Dar es Salaam. Tanzania’s trade surplus with neighboring countries has remained broadly supported by mineral exports, particularly gold, even as overall performance shows regional fluctuations, according to the latest Bank of Tanzania data.
The Consolidated Zonal Economic Performance Report shows that Tanzania’s surplus stood at Sh1.55 trillion in the quarter ending March 2025, reflecting continued cross-border trade activity, driven by rising imports and export gains in key sectors.
Despite a 4.5 percent contraction in the surplus, gold exports from the Lake Zone continued to play a central role in sustaining Tanzania’s trade position with neighboring countries.
The zone accounted for the largest share of the country’s cross-border surplus, driven by shipments of unrefined gold, as well as cement and food products.
The report indicates that while some regions faced pressure from rising imports, particularly agricultural inputs, mining exports helped offset weaker performance elsewhere, maintaining an overall positive trade balance.
The Northern Zone also recorded an improved surplus, supported by a decline in imports of iron ore, steel, pharmaceutical products, and plastic articles from neighboring markets.
However, the Southern Highlands saw a widening deficit, driven by increased imports of maize seeds and fertilizers and lower cement exports, highlighting uneven regional trade dynamics.
Economists say the data point to a continuing pattern in which gold exports remain a stabilizing force in Tanzania’s regional trade, cushioning the impact of seasonal agricultural fluctuations and import-driven pressures in other zones.
University of Dodoma economics lecturer Dr.
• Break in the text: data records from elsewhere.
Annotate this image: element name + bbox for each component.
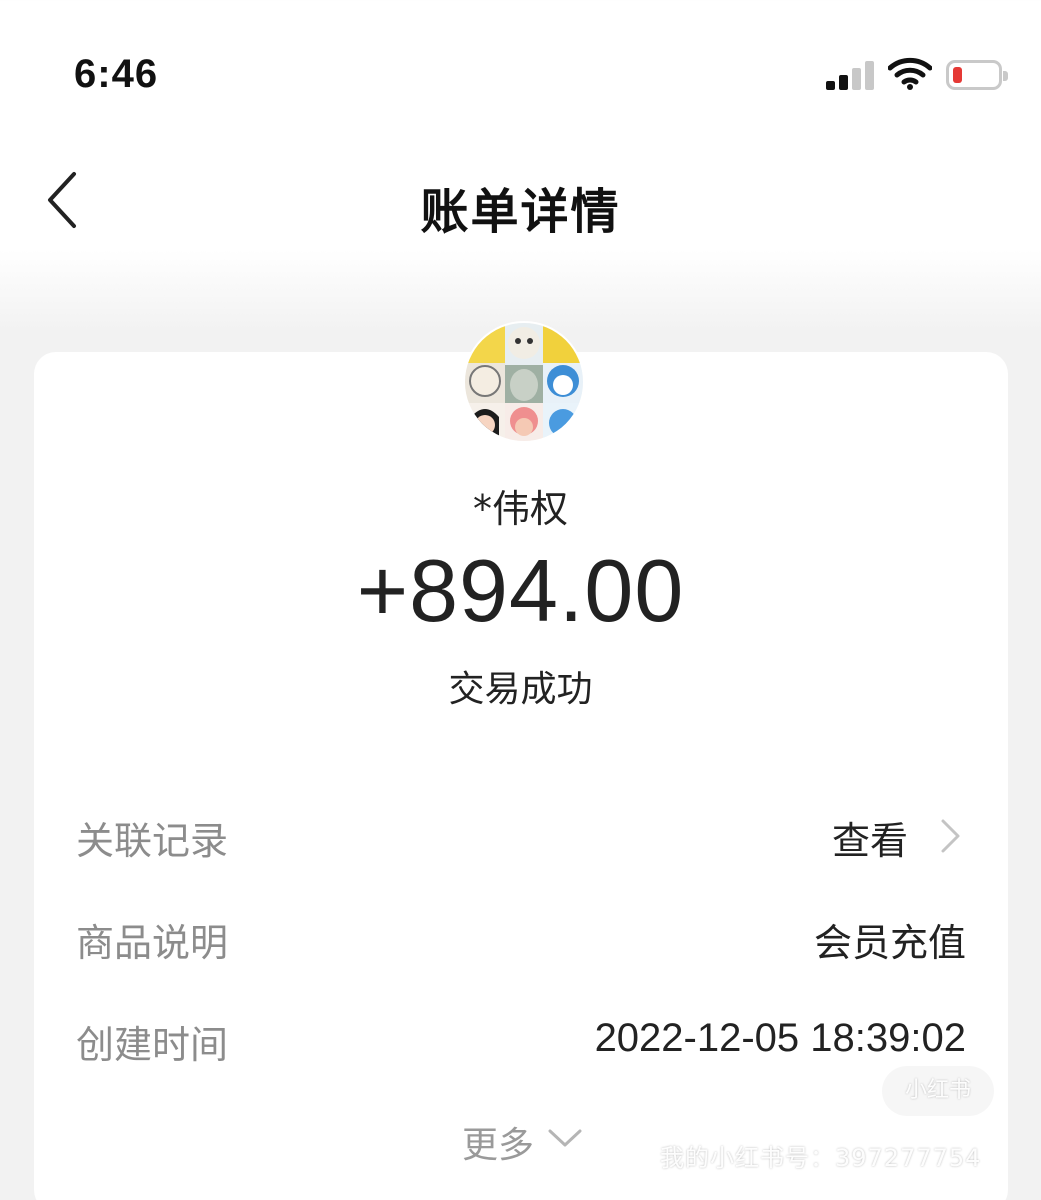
battery-nub <box>1003 71 1008 81</box>
transaction-status: 交易成功 <box>448 669 593 710</box>
avatar <box>465 323 583 441</box>
status-time: 6:46 <box>74 52 159 96</box>
view-link[interactable]: 查看 <box>832 810 908 865</box>
wifi-icon <box>888 57 932 90</box>
related-records-row[interactable]: 关联记录 查看 <box>76 804 966 864</box>
watermark-logo: 小红书 <box>882 1066 994 1116</box>
created-time-label: 创建时间 <box>76 1023 229 1067</box>
product-description-row: 商品说明 会员充值 <box>76 906 966 966</box>
payer-name: *伟权 <box>472 487 568 531</box>
transaction-amount: +894.00 <box>356 541 685 640</box>
product-description-value: 会员充值 <box>813 921 966 965</box>
chevron-down-icon <box>548 1129 582 1147</box>
chevron-right-icon <box>941 819 960 853</box>
status-bar: 6:46 <box>0 0 1041 150</box>
watermark-account: 我的小红书号：397277754 <box>660 1144 982 1172</box>
related-records-label: 关联记录 <box>76 819 229 863</box>
created-time-value: 2022-12-05 18:39:02 <box>594 1016 966 1060</box>
page-title: 账单详情 <box>420 184 621 240</box>
nav-bar: 账单详情 <box>0 150 1041 250</box>
product-description-label: 商品说明 <box>76 921 229 965</box>
more-label: 更多 <box>462 1125 535 1166</box>
cartoon-collage-avatar-image <box>465 323 583 441</box>
more-button[interactable]: 更多 <box>462 1112 592 1166</box>
created-time-row: 创建时间 2022-12-05 18:39:02 <box>76 1008 966 1068</box>
battery-low-icon <box>946 60 1008 90</box>
battery-level-fill <box>953 67 962 83</box>
cellular-signal-icon <box>826 60 874 90</box>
Lutengano Mwinuka said that agricultural trade continues to be influenced by seasonal production cycles, which affect the consistency of export flows across the region.
Independent economic analyst Mr Oscar Mkude said Tanzania’s trade performance reflects a structure still dependent on a few key sectors, with mining—particularly gold—providing critical support.
He said broader diversification would be needed to reduce exposure to seasonal shocks in agriculture and construction-related demand, which often affect import and export balances.
Agriculture remains a major contributor to regional trade but is still dependent on rainfall patterns, while manufacturing capacity is gradually expanding.